A celebração fora levada a cabo desrespeitando proibição expressa do Comando da Marinha, que se negava a reconhecer a legitimidade da associação. A solução dada ao impasse pelo governo Goulart – que incluía a anistia aos amotinados – foi tomada como prova de que ele estaria instigando ou ao menos sendo conivente com a quebra de hierarquia, que já assombrava as Forças Armadas desde a revolta dos sargentos, ocorrida em setembro do ano anterior em Brasília. Segundo diversos relatos, isso teria precipitado a adesão de oficiais até então legalistas ao movimento golpista em curso.
Dali em diante, graves suspeitas foram levantadas em relação a esse movimento, que, atingindo um ponto particularmente sensível do espírito de corpo militar, foi visto por muitos como estopim do golpe de 1964. A posterior trajetória do então presidente da AMFN, o marinheiro de primeira classe José Anselmo dos Santos (que entraria para a História erroneamente identificado como “cabo Anselmo”), contribuiu para fortalecer a hipótese de que a revolta teria sido obra de provocadores, sendo apontado até o possível envolvimento da CIA, a odiada agência de inteligência norte-americana.
Anselmo, como é bem sabido, viria a aderir à Vanguarda Popular Revolucionária (VPR) – que tinha como um e seus dirigentes o também ex-militar Carlos Lamarca. Segundo seu próprio testemunho, o “cabo”, após ser preso pela equipe do delegado Fleury – da polícia política paulista –, teria negociado a preservação de sua vida pela delação e atuação como agente duplo. Isso viria a custar a vida de diversos militantes, incluindo-se aí sua companheira, Soledad, grávida de sete meses.
É fácil, portanto, compreender por que a “revolta dos marinheiros” se tornou uma página maldita na história da esquerda brasileira. Infelizmente, parece que a repugnância causada pela figura de Anselmo contribuiu para que a interpretação do episódio, um dos divisores de águas entre as diversas abordagens sobre as causas do golpe, tenha até o momento se baseado mais nas deduções decorrentes de esquemas explicativos mais gerais que nos resultados de pesquisa empírica.

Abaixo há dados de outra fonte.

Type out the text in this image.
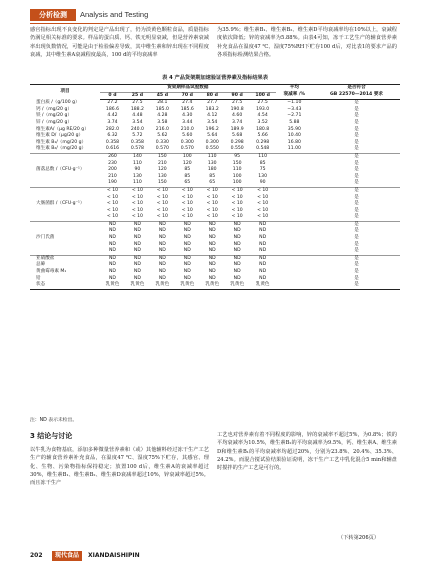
分析检测	Analysis and Testing
感官指标出现不良变化的判定是产品出现了，仍为淡黄色颗粒食品，质量指标仍满足相关标准的要求。样品的蛋白质、钙、铁无明显衰减，但是营养素衰减率出现负数情况，可能是由于检验偏差导致，其中维生素和锌出现在不同程度衰减，其中维生素A衰减程度最高，100 d的平均衰减率
为35.9%；维生素B₁、维生素B₂、维生素D平均衰减率均在10%以上，衰减程度依次降低；锌的衰减率为5.88%。由表4可知，冻干工艺生产的辅食营养素补充食品在温度47 ℃、湿度75%RH下贮存100 d后，对比表1的要求产品的各项指标检测结果合格。
表 4 产品货架期加速验证营养素及指标结果表
项目	货架期样品试验数据							平均	是否符合
	0 d	25 d	45 d	70 d	80 d	90 d	100 d	衰减率 /%	GB 22570—2014 要求
蛋白质 /（g/100 g）	27.2	27.5	28.1	27.4	27.7	27.5	27.5	−1.10	是
钙 /（mg/20 g）	186.6	188.2	185.0	185.6	183.2	190.8	193.0	−3.43	是
铁 /（mg/20 g）	4.42	4.48	4.28	4.30	4.12	4.60	4.54	−2.71	是
锌 /（mg/20 g）	3.74	3.54	3.58	3.44	3.54	3.74	3.52	5.88	是
维生素A/（μg RE/20 g）	282.0	240.0	216.0	210.0	196.2	189.9	180.8	35.90	是
维生素 D/（μg/20 g）	6.32	5.72	5.62	5.60	5.64	5.68	5.66	10.40	是
维生素 B₁/（mg/20 g）	0.358	0.358	0.330	0.300	0.300	0.298	0.298	16.80	是
维生素 B₂/（mg/20 g）	0.616	0.578	0.570	0.570	0.550	0.550	0.548	11.00	是
菌落总数 /（CFU·g⁻¹）	260	140	150	100	110	95	110		是
	230	110	210	120	130	150	85		是
	200	90	120	85	180	110	75		是
	210	130	130	85	85	100	130		是
	190	110	150	65	65	100	90		是
大肠菌群 /（CFU·g⁻¹）	< 10	< 10	< 10	< 10	< 10	< 10	< 10		是
	< 10	< 10	< 10	< 10	< 10	< 10	< 10		是
	< 10	< 10	< 10	< 10	< 10	< 10	< 10		是
	< 10	< 10	< 10	< 10	< 10	< 10	< 10		是
	< 10	< 10	< 10	< 10	< 10	< 10	< 10		是
沙门氏菌	ND	ND	ND	ND	ND	ND	ND		是
	ND	ND	ND	ND	ND	ND	ND		是
	ND	ND	ND	ND	ND	ND	ND		是
	ND	ND	ND	ND	ND	ND	ND		是
	ND	ND	ND	ND	ND	ND	ND		是
亚硝酸盐	ND	ND	ND	ND	ND	ND	ND		是
总砷	ND	ND	ND	ND	ND	ND	ND		是
黄曲霉毒素 M₁	ND	ND	ND	ND	ND	ND	ND		是
铅	ND	ND	ND	ND	ND	ND	ND		是
状态	乳黄色	乳黄色	乳黄色	乳黄色	乳黄色	乳黄色	乳黄色		是
注：ND 表示未检出。
3 结论与讨论
以牛乳为食物基底，添加多种微量营养素和（或）其他辅料经过冻干生产工艺生产的辅食营养素补充食品，在温度47 ℃、湿度75%下贮存，其感官、理化、生物、污染物指标保持稳定；放置100 d后，维生素A的衰减率超过30%，维生素B₁、维生素B₂、维生素D衰减率超过10%，锌衰减率超过5%。而且冻干生产
工艺也对营养素有着不同程度的影响，锌的衰减率不超过5%，为0.8%；铁的平均衰减率为10.5%，维生素B₂的平均衰减率为9.5%，钙、维生素A、维生素D和维生素B₁的平均衰减率均超过20%，分别为23.8%、20.4%、35.3%、24.2%。而混合搅试验结果验证说明，冻干生产工艺中乳化混合5 min和辅盘时搅拌的生产工艺是可行的。
（下转第206页）
202	现代食品	XIANDAISHIPIN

Já o testemunho de Viegas – elaborado com uma capacidade de reconstituição de detalhes prodigiosa e pleno domínio da técnica narrativa – tanto oferece uma preciosa visão de dentro sobre a associação e a revolta quanto resgata a peculiar trajetória posterior de seus protagonistas, geralmente às margens das principais organizações clandestinas da esquerda brasileira.
Ex-marinheiro que teve seu curso de jornalismo interrompido pela condenação à prisão – em função de um artigo publicado no periódico da associação, Tribuna do Mar –, o autor desempenhou ativo papel na articulação do pequeno e sugestivamente batizado MAR (Movimento de Ação Revolucionária) e na condução de sua mais espetacular ação: a fuga da Penitenciária Lemos de Brito em 1969.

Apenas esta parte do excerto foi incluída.